Chaque fois que vous envoyez un email, regardez une vidéo en streaming ou imprimez un document depuis votre bureau, un réseau informatique travaille en coulisses. Pourtant, rares sont ceux qui savent vraiment ce qui se passe entre le moment où vous appuyez sur « Envoyer » et celui où votre message arrive à destination. Ce n’est pas de la magie — c’est de l’ingénierie.

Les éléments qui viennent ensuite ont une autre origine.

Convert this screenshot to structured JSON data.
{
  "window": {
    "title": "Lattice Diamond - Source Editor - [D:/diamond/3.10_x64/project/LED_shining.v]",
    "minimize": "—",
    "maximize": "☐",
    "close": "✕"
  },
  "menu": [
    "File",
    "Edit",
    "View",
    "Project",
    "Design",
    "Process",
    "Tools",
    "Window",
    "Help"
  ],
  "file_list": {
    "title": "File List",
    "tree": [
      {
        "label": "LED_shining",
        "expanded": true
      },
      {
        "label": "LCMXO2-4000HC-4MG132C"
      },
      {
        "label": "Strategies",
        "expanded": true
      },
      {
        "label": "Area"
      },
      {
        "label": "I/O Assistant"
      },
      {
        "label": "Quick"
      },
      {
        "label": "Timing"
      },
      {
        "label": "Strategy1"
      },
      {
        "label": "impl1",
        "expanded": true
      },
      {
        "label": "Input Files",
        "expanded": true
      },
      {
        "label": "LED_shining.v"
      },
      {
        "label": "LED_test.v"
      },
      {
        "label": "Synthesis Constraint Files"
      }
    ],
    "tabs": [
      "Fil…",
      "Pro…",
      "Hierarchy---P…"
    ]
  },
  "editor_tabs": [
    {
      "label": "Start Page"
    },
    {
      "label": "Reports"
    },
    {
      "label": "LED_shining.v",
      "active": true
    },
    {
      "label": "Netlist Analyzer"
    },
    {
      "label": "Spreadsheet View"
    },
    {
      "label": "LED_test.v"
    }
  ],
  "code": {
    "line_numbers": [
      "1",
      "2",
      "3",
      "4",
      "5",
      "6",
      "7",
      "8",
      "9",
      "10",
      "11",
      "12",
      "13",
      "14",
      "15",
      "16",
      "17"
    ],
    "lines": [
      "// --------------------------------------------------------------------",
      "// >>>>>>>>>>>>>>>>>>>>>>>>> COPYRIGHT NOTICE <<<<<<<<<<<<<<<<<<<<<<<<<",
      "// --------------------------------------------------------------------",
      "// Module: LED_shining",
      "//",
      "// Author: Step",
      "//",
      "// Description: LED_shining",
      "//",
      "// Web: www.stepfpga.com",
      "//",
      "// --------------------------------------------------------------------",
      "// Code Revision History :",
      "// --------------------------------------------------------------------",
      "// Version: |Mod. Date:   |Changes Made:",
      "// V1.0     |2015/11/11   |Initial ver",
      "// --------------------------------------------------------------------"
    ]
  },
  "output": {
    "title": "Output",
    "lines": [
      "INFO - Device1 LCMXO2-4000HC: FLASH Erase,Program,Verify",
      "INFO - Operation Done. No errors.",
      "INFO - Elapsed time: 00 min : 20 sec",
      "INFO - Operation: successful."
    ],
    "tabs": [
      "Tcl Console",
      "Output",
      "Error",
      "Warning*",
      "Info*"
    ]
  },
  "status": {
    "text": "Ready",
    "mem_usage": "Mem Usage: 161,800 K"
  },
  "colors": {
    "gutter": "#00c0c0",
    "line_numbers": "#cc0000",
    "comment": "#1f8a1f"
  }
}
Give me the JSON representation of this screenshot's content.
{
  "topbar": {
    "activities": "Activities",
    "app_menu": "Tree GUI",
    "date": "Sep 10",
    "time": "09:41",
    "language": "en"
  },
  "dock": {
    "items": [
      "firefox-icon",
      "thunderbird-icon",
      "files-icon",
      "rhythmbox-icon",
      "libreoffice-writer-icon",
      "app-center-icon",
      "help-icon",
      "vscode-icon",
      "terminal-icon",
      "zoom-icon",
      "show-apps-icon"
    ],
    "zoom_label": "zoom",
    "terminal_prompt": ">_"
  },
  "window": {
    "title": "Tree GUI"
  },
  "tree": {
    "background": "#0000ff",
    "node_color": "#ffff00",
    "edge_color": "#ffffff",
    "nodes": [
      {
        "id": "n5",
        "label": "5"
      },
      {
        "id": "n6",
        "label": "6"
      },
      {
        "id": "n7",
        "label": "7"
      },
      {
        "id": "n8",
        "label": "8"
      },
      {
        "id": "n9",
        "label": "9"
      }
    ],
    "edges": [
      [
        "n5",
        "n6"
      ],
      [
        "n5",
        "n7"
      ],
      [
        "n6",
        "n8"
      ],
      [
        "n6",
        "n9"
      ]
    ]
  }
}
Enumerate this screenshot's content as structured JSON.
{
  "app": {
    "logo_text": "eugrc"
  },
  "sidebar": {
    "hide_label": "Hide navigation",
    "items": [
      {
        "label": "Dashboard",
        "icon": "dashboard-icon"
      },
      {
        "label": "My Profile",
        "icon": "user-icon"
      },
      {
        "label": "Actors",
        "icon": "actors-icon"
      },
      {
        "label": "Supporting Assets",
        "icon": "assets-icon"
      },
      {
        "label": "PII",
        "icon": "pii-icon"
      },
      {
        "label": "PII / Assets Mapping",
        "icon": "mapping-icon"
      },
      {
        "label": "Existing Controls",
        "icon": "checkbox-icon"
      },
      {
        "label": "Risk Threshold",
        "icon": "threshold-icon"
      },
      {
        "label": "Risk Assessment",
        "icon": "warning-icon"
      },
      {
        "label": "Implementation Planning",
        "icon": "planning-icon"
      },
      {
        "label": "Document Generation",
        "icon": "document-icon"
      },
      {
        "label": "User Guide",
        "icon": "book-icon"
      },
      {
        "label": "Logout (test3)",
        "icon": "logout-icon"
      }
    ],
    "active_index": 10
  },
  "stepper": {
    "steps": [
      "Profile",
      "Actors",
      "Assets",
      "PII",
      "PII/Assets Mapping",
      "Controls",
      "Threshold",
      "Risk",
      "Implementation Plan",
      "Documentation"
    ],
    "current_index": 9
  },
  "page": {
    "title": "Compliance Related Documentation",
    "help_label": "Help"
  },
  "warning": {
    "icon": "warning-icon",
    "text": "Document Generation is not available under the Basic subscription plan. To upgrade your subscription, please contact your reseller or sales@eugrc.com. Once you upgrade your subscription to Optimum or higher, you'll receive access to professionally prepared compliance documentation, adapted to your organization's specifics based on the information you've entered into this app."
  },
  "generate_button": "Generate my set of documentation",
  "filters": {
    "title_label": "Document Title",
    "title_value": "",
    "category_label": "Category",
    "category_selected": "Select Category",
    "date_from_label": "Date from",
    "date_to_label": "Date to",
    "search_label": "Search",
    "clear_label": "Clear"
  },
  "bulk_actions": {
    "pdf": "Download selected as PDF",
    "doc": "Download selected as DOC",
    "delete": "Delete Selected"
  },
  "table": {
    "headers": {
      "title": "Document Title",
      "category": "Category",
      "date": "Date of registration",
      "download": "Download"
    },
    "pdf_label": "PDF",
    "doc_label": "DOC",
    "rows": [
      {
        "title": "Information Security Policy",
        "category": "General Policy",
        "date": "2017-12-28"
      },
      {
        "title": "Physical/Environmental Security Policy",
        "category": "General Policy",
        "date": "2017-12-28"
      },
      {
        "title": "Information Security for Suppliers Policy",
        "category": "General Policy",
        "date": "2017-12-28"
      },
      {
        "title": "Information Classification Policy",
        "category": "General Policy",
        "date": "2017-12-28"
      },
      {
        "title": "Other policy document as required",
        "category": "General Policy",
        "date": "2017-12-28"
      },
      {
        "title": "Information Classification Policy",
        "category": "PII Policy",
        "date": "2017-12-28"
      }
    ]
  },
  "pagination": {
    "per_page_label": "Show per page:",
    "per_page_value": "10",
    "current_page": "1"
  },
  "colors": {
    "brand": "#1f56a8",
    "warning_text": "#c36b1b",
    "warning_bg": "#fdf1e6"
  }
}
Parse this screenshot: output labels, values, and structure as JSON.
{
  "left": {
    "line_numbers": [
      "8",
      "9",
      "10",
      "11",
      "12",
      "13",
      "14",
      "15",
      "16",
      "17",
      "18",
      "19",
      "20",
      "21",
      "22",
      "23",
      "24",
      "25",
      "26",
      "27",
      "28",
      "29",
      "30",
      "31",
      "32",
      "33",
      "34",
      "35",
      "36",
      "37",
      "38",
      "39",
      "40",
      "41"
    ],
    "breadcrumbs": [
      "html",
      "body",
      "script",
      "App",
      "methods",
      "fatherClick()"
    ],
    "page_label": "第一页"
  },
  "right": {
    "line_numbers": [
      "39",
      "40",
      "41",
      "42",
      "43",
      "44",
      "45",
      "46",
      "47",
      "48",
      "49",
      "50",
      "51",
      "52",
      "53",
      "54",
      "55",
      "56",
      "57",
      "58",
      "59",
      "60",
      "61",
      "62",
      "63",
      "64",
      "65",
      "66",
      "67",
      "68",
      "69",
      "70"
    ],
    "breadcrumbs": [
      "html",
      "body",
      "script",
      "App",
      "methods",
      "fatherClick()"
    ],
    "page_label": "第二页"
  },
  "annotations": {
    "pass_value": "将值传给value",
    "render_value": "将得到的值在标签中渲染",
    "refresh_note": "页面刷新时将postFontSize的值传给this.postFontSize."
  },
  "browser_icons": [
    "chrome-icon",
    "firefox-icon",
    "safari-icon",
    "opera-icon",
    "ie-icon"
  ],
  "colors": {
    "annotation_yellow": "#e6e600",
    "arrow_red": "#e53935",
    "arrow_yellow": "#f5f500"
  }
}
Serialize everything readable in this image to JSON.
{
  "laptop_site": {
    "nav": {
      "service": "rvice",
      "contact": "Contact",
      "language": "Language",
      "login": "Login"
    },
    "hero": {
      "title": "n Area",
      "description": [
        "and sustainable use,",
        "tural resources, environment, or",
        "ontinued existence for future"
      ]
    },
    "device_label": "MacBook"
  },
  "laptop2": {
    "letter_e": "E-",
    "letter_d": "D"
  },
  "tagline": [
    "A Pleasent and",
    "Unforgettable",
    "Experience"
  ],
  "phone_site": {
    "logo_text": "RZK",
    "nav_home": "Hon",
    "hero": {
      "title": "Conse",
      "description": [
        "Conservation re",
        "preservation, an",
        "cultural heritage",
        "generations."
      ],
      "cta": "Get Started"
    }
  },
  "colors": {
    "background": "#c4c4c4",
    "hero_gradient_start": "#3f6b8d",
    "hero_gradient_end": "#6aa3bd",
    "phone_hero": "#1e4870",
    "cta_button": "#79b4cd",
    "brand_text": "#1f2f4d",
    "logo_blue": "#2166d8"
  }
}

Un réseau informatique, c’est un ensemble d’appareils (ordinateurs, serveurs, imprimantes, téléphones) reliés entre eux pour partager des données et des ressources. La vraie question, c’est : comment ces machines se comprennent-elles et s’organisent-elles pour ne pas se parler toutes en même temps dans le vide ?
Les briques de base d’un réseau
Les équipements physiques
Un réseau repose d’abord sur du matériel. Trois équipements reviennent partout :
- Le routeur : il relie votre réseau local à Internet. C’est lui qui reçoit votre connexion fibre ou ADSL et la distribue à vos appareils.
- Le commutateur (switch) : il connecte plusieurs appareils entre eux au sein d’un même réseau local, via des câbles Ethernet. Contrairement au routeur, il ne gère pas les échanges avec l’extérieur.
- Le point d’accès Wi-Fi : il diffuse le réseau sans fil. Votre box opérateur en intègre souvent un, mais les entreprises déploient des points d’accès dédiés pour couvrir de grandes surfaces.
Les câbles Ethernet (catégorie 5e, 6, 6a…) ou la fibre optique servent de support physique pour les connexions filaires. Un câble Cat 6a supporte jusqu’à 10 Gbps sur 100 mètres — ce qui suffit largement pour la plupart des usages professionnels.
💡 Notre conseil
Pour un réseau domestique, votre box suffit. Dans un open space de 20 postes ou plus, investir dans un switch manageable et des points d’accès Wi-Fi séparés change radicalement la stabilité des connexions.
Les adresses IP : l’identité de chaque machine
Sur un réseau, chaque appareil possède une adresse IP — une suite de chiffres qui joue le rôle d’adresse postale. En IPv4, elle ressemble à 192.168.1.42. En IPv6, elle est beaucoup plus longue pour faire face à la pénurie d’adresses disponibles (il y a moins de 4,3 milliards d’adresses IPv4 possibles, largement insuffisant pour les milliards d’appareils connectés aujourd’hui).
Deux types d’adresses coexistent :
- Adresse privée : utilisée à l’intérieur de votre réseau local (ex. 192.168.x.x). Les appareils se reconnaissent entre eux grâce à elle.
- Adresse publique : attribuée par votre fournisseur d’accès, visible depuis Internet. C’est l’adresse que les sites web voient quand vous les consultez.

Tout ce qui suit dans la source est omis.